Fico surpresa de às vezes achar alguns poemas meus em blogs de pessoas que nem conheço, no Brasil e em Portugal, principalmente. Além de quem se deu o trabalho de divulgar graciosamente meus poemas (em geral retirados do sites de conhecidos meus ou da minha página na internet, cujo link está na coluna à direita), há os comentários dos leitores, que também nem posso imaginar quem sejam e, sem saber, alimentam aos poucos a esperança de que minhas palavras não sejam em vão e possam alcançar outras sensibilidades. Pelo menos as que vivem na mesma "freqüência" que eu.
Isso tem a doçura de um afago.
Relaciono, aqui, alguns desses blogs.
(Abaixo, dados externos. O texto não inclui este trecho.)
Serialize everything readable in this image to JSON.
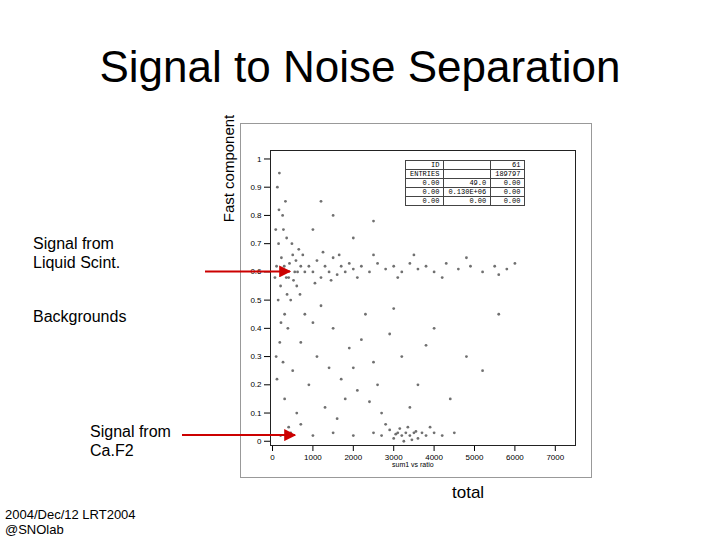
{
  "chart_data": {
    "type": "scatter",
    "title": "Signal to Noise Separation",
    "x_label": "total",
    "y_label": "Fast component",
    "plot_caption": "sum1 vs ratio",
    "color": "#333333",
    "xlim": [
      -50,
      7500
    ],
    "ylim": [
      -0.015,
      1.03
    ],
    "xticks": [
      0,
      1000,
      2000,
      3000,
      4000,
      5000,
      6000,
      7000
    ],
    "yticks": [
      0,
      0.1,
      0.2,
      0.3,
      0.4,
      0.5,
      0.6,
      0.7,
      0.8,
      0.9,
      1
    ],
    "x": [
      100,
      150,
      200,
      250,
      300,
      120,
      180,
      220,
      350,
      400,
      450,
      500,
      550,
      600,
      650,
      700,
      80,
      260,
      320,
      380,
      420,
      480,
      520,
      580,
      620,
      680,
      750,
      800,
      140,
      60,
      230,
      290,
      340,
      160,
      210,
      90,
      110,
      170,
      270,
      360,
      900,
      1000,
      1100,
      1200,
      1300,
      1400,
      1500,
      1600,
      1700,
      1800,
      1900,
      2000,
      2200,
      2400,
      2600,
      2800,
      3000,
      3200,
      3400,
      3600,
      3800,
      4000,
      4300,
      4600,
      4900,
      5200,
      5500,
      5800,
      6000,
      1050,
      1250,
      1450,
      1650,
      2100,
      2500,
      3100,
      3500,
      4200,
      4800,
      5600,
      300,
      500,
      700,
      900,
      1100,
      1300,
      1500,
      1700,
      1900,
      2100,
      2300,
      2500,
      2700,
      2900,
      400,
      800,
      1200,
      1600,
      2000,
      2400,
      3200,
      3600,
      4000,
      4400,
      4800,
      5200,
      600,
      1000,
      1400,
      1800,
      2200,
      2600,
      3000,
      3400,
      3800,
      5600,
      200,
      450,
      700,
      1000,
      1500,
      2000,
      1200,
      2500,
      2500,
      2700,
      2900,
      3000,
      3100,
      3200,
      3300,
      3400,
      3500,
      3600,
      3700,
      3800,
      4000,
      4200,
      3250,
      3350,
      3150,
      3450,
      2800,
      3900,
      2000,
      1500,
      1000,
      4500,
      3050,
      3550
    ],
    "values": [
      0.62,
      0.7,
      0.55,
      0.8,
      0.45,
      0.9,
      0.35,
      0.65,
      0.72,
      0.58,
      0.5,
      0.66,
      0.6,
      0.55,
      0.68,
      0.62,
      0.75,
      0.28,
      0.85,
      0.4,
      0.63,
      0.7,
      0.57,
      0.64,
      0.6,
      0.52,
      0.66,
      0.6,
      0.5,
      0.58,
      0.6,
      0.62,
      0.58,
      0.82,
      0.42,
      0.3,
      0.22,
      0.95,
      0.75,
      0.52,
      0.62,
      0.6,
      0.64,
      0.58,
      0.62,
      0.6,
      0.65,
      0.59,
      0.62,
      0.6,
      0.63,
      0.61,
      0.62,
      0.6,
      0.63,
      0.61,
      0.62,
      0.6,
      0.63,
      0.61,
      0.62,
      0.6,
      0.63,
      0.61,
      0.62,
      0.6,
      0.62,
      0.61,
      0.63,
      0.56,
      0.67,
      0.57,
      0.66,
      0.58,
      0.66,
      0.58,
      0.66,
      0.58,
      0.65,
      0.59,
      0.15,
      0.25,
      0.35,
      0.2,
      0.3,
      0.12,
      0.4,
      0.22,
      0.33,
      0.18,
      0.45,
      0.28,
      0.1,
      0.38,
      0.05,
      0.45,
      0.48,
      0.08,
      0.26,
      0.14,
      0.3,
      0.2,
      0.4,
      0.15,
      0.3,
      0.25,
      0.1,
      0.42,
      0.26,
      0.15,
      0.36,
      0.2,
      0.47,
      0.12,
      0.34,
      0.45,
      0.02,
      0.03,
      0.06,
      0.75,
      0.8,
      0.72,
      0.85,
      0.78,
      0.03,
      0.02,
      0.04,
      0.01,
      0.03,
      0.02,
      0.03,
      0.02,
      0.03,
      0.01,
      0.03,
      0.02,
      0.03,
      0.02,
      0.0,
      0.05,
      0.045,
      0.005,
      0.06,
      0.05,
      0.02,
      0.03,
      0.02,
      0.03,
      0.025,
      0.035
    ],
    "stats_box": [
      [
        "ID",
        "",
        "61"
      ],
      [
        "ENTRIES",
        "",
        "189797"
      ],
      [
        "0.00",
        "49.0",
        "0.00"
      ],
      [
        "0.00",
        "0.130E+06",
        "0.00"
      ],
      [
        "0.00",
        "0.00",
        "0.00"
      ]
    ],
    "annotations": [
      {
        "text": "Signal from\nLiquid Scint.",
        "y": 0.6
      },
      {
        "text": "Backgrounds"
      },
      {
        "text": "Signal from\nCa.F2",
        "y": 0.02
      }
    ],
    "footer": "2004/Dec/12 LRT2004\n@SNOlab"
  }
}
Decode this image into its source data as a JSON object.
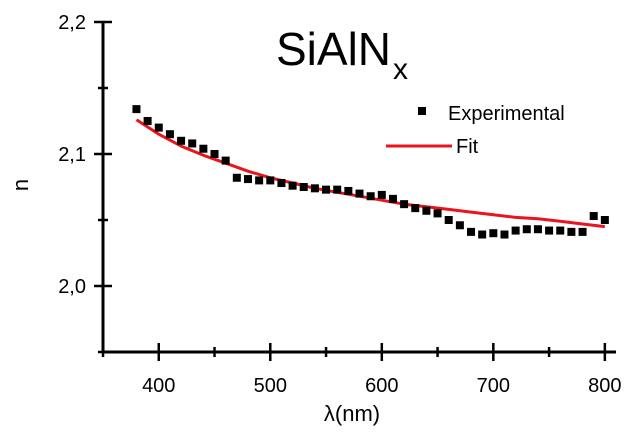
{
  "chart_data": {
    "type": "scatter",
    "title": "SiAlN",
    "title_subscript": "x",
    "xlabel": "λ(nm)",
    "ylabel": "n",
    "xlim": [
      350,
      810
    ],
    "ylim": [
      1.95,
      2.2
    ],
    "x_ticks": [
      400,
      500,
      600,
      700,
      800
    ],
    "x_tick_labels": [
      "400",
      "500",
      "600",
      "700",
      "800"
    ],
    "y_ticks": [
      2.0,
      2.1,
      2.2
    ],
    "y_tick_labels": [
      "2,0",
      "2,1",
      "2,2"
    ],
    "grid": false,
    "legend_position": "top-right",
    "series": [
      {
        "name": "Experimental",
        "kind": "scatter",
        "marker": "square",
        "color": "#000000",
        "x": [
          380,
          390,
          400,
          410,
          420,
          430,
          440,
          450,
          460,
          470,
          480,
          490,
          500,
          510,
          520,
          530,
          540,
          550,
          560,
          570,
          580,
          590,
          600,
          610,
          620,
          630,
          640,
          650,
          660,
          670,
          680,
          690,
          700,
          710,
          720,
          730,
          740,
          750,
          760,
          770,
          780,
          790,
          800
        ],
        "y": [
          2.134,
          2.125,
          2.12,
          2.115,
          2.11,
          2.108,
          2.104,
          2.1,
          2.095,
          2.082,
          2.081,
          2.08,
          2.08,
          2.078,
          2.076,
          2.075,
          2.074,
          2.073,
          2.073,
          2.072,
          2.07,
          2.068,
          2.069,
          2.066,
          2.062,
          2.059,
          2.057,
          2.055,
          2.05,
          2.046,
          2.041,
          2.039,
          2.04,
          2.039,
          2.042,
          2.043,
          2.043,
          2.042,
          2.042,
          2.041,
          2.041,
          2.053,
          2.05
        ]
      },
      {
        "name": "Fit",
        "kind": "line",
        "color": "#e8141e",
        "x": [
          380,
          400,
          420,
          440,
          460,
          480,
          500,
          520,
          540,
          560,
          580,
          600,
          620,
          640,
          660,
          680,
          700,
          720,
          740,
          760,
          780,
          800
        ],
        "y": [
          2.126,
          2.115,
          2.106,
          2.099,
          2.093,
          2.087,
          2.082,
          2.078,
          2.074,
          2.071,
          2.068,
          2.065,
          2.062,
          2.06,
          2.058,
          2.056,
          2.054,
          2.052,
          2.051,
          2.049,
          2.047,
          2.045
        ]
      }
    ]
  }
}
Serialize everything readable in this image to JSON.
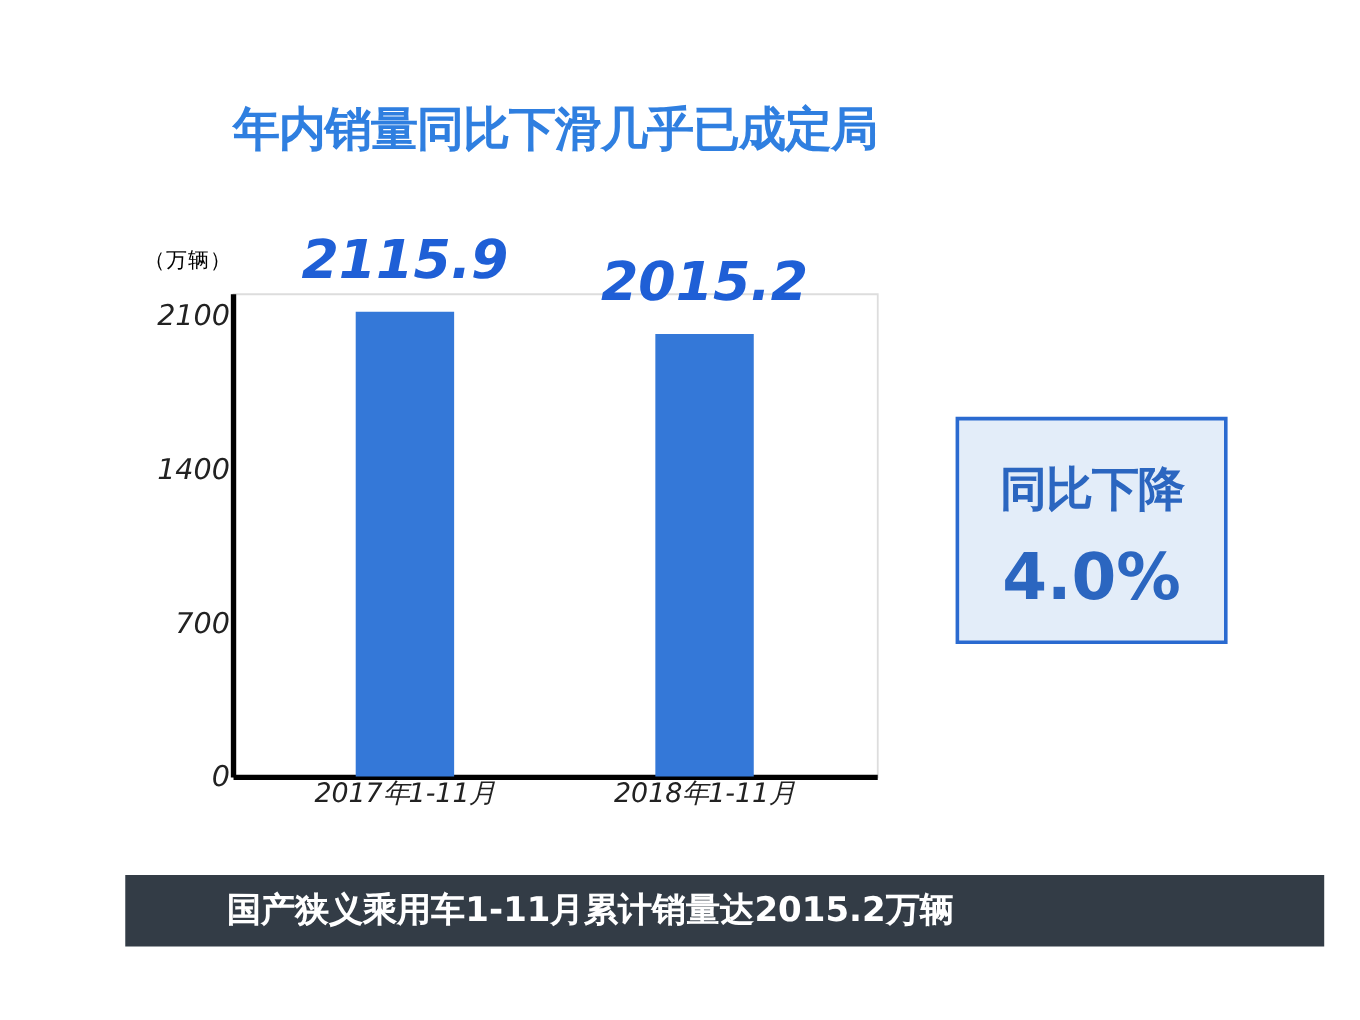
{
  "chart_data": {
    "type": "bar",
    "title": "年内销量同比下滑几乎已成定局",
    "ylabel": "（万辆）",
    "categories": [
      "2017年1-11月",
      "2018年1-11月"
    ],
    "values": [
      2115.9,
      2015.2
    ],
    "color": "#3478d8",
    "ylim": [
      0,
      2200
    ],
    "yticks": [
      0,
      700,
      1400,
      2100
    ],
    "grid": false,
    "data_labels": true,
    "annotations": [
      "同比下降",
      "4.0%",
      "国产狭义乘用车1-11月累计销量达2015.2万辆"
    ]
  }
}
O primeiro é minha "descoberta" de hoje:
http://barcosflores.blogspot.com/2006/11/do-falar-poesia-57.html,
http://stylos13.zip.net/arch2006-06-25_2006-07-01.html,
http://stylos13.zip.net/arch2006-07-09_2006-07-15.html,
http://beatrizgalvao.wordpress.com/2006/10/10/decima-estacao/#comments,
http://isla_negra.zoomblog.com/archivo/2006/06/22/
http://fotolog.terra.com.br/talisandrade:493.
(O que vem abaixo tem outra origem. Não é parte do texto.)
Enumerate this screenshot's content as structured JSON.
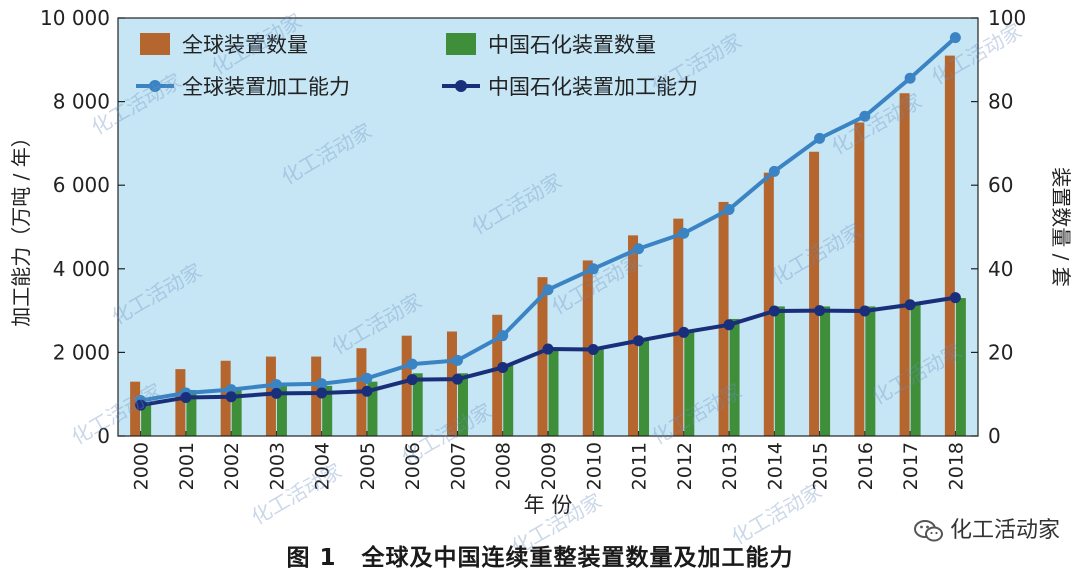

Amoras bravas no poesia.net


Poucos brasileiros, muito infelizmente, conhecem o Eugénio de Andrade (de quem já publiquei a foto com um de seus gatos num post mais abaixo). O poeta português, que morreu no ano passado (ao lado numa gravura a nanquim de Jorge Ulisses, intitulada Duplo Retrato, de 1980), é o destaque desta semana no boletim poesia.net do site ave, palavra!, do meu querido amigo e também belo poeta Carlos Machado. Esse site, aliás, publica o que de melhor se faz em poesia de língua portuguesa, além de trazer ótimas traduções. Vale a pena acessá-lo. A apresentação do boletim foi escrita por mim. Passem por lá para ler dez poemas e saber mais sobre Eugénio... Lirismo puro.

26.11.06

Escolhas

Na quarta-feira, dia 22, o Anibal Cristobo, dono do blog asescolhasafectivas publicou três poemas meus. Ele vem realizando uma verdadeira antologia de novos poetas brasileiros online e muita gente boa já está lá. É assim: cada poeta indica outros cinco, que indicam outros cinco... E por aí vai. O painel é plural, evidentemente, mostrando as diversas vertentes da poesia atual. Vale a pena dar uma clicada aí em cima para conferir.
E hoje adotei um gatinho lindo, de apenas dois meses (aguardem fotos), cinza, de olhos verdes, o Omar Khayyam ou Khayyam para os íntimos. Ele vem fazer companhia a duas "mocinhas" de 4 anos - a Kiki e a Anaïs, ambas siamesas morenas de olhos azuis. Todos em breve nesta página.

17.11.06

O gato do Eugénio




Era azul e tinha os olhos de deus,
e meu pequeno persa
- agora rente ao chão onde iria?,
a voz quebrada,
o peso da terra sobre os flancos,
a luz deserta na pupila.



(Eugénio de Andrade, Os Dóceis Animais)
A foto acima foi furtada de algum site de que já não me lembro. Está impressa e em destaque no meu escritório. Adoro gatos (moro com duas, a Kiki de Montparnasse e a Anaïs Nin). Adoro o poeta português Eugénio. Portanto, aqui, esta homenagem é múltipla.

9.11.06

Noite de Verão - 1


Sensual
sangüínea
silenciosa

a lua pulsa
misteriosa

ó lua cítrica
pequena e bela
hoje despida
de seus brilhantes

boca vermelha
falando nuvens
e o alfabeto
das madrugadas

discreta dança
a sua música
caliente luna

singrando a treva

quase translúcida
em sua túnica
quase escondida
em sua esfera

insinuante
âmbar celeste

lua madura
serena e pura
nave do verso.
(Do meu livro Inventário da Solidão, ed. Giordano, 1998)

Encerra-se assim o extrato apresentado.